Ahem. But can we say the same of Just Like Heaven, a supernatural romantic comedy starring Reese Witherspoon and Mark Ruffalo? It may have generated few waves on release, but high above the Pacific Ocean, it actually grows wings. Actually, I caught this, not mid-air, but on a Greyhound bus from Manhattan to Boston. There was a certain chemistry there, with the always-trying Witherspoon as an in-between spirit attempting to spook Ruffalo out of her old apartment after she lapses into a coma in one of those "I shouldn’t have switched the radio station and taken my eyes off the road" cinematic car accidents. Solid, if stupid, laughs. You just have to check your brain at the door.

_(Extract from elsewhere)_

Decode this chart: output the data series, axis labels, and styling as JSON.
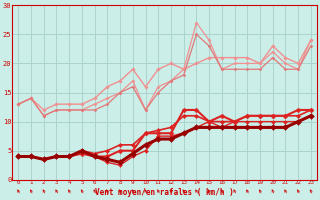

Then there’s She’s the Man, which my wife clued me into after watching it on the last leg of a return flight from South Africa. (It may be that exhaustion is a precondition for enjoying such movies.) Anyway, she loved this teen update of William Shakespeare’s Twelfth Night, which arguably provides more culture than an in-flight movie viewer deserves. Amanda Bynes (yes, Amanda Bynes) is quite good as a soccer-playing high school teen whose girl squad gets the axe, so she pretends to be her brother and transfers to a rival school to get on their team. No, I don’t recall any soccer matches in Twelfth Night, nor was there a catfight in a girl’s bathroom between three debutantes. But maybe Shakespeare’s play would have been improved by it.

Then there are movies that you would probably never watch again after landing, but seem like AFI Classics while in mid-air. Paul Schrader’s Affliction, for instance, was showing on a flight back from the US a few years back. I’d heard Nick Nolte was in rare form in this tale of paternal oppression, and somehow, on a seemingly endless pan-global flight, this tortured specimen of feel-bad cinema made perfect sense, including the part where Nolte performs visceral dental surgery on himself. Guess you had to be there.

Hey, even CSI Miami can seem eminently watchable at 36,000 feet. Normally, I cringe at the William Shatner tendencies of David Caruso – the one-liners delivered in his terse, singsong growl – but on a long flight, it’s really not all that bad, even with the low-IQ, hair-and-teeth squad of CSI agents assembled for the case.

On the other hand, even my three-year-old daughter failed to find any diversion in Free Willy 3; she declared it "boring" after about 10 minutes, and started playing with my seatbelt latch instead. Perhaps she’s a budding movie critic.

The point is, you can find amusement on a long flight, if you’re willing to lower your standards and your expectations, and give up a few of your prejudices. After all, just because Amanda Bynes is in something, doesn’t necessarily make it bad.

In-flight movies are a particular challenge for the entertainment-starved. Maybe those in first class or business have the luxury of abundant choices; but you, back there in coach, you just have to grit your teeth and bear it. And in-flight movies have one edge over home entertainment choices back on earth: you’re pretty much a captive audience. It’s the one place where you can’t walk out of the movie theater in disgust.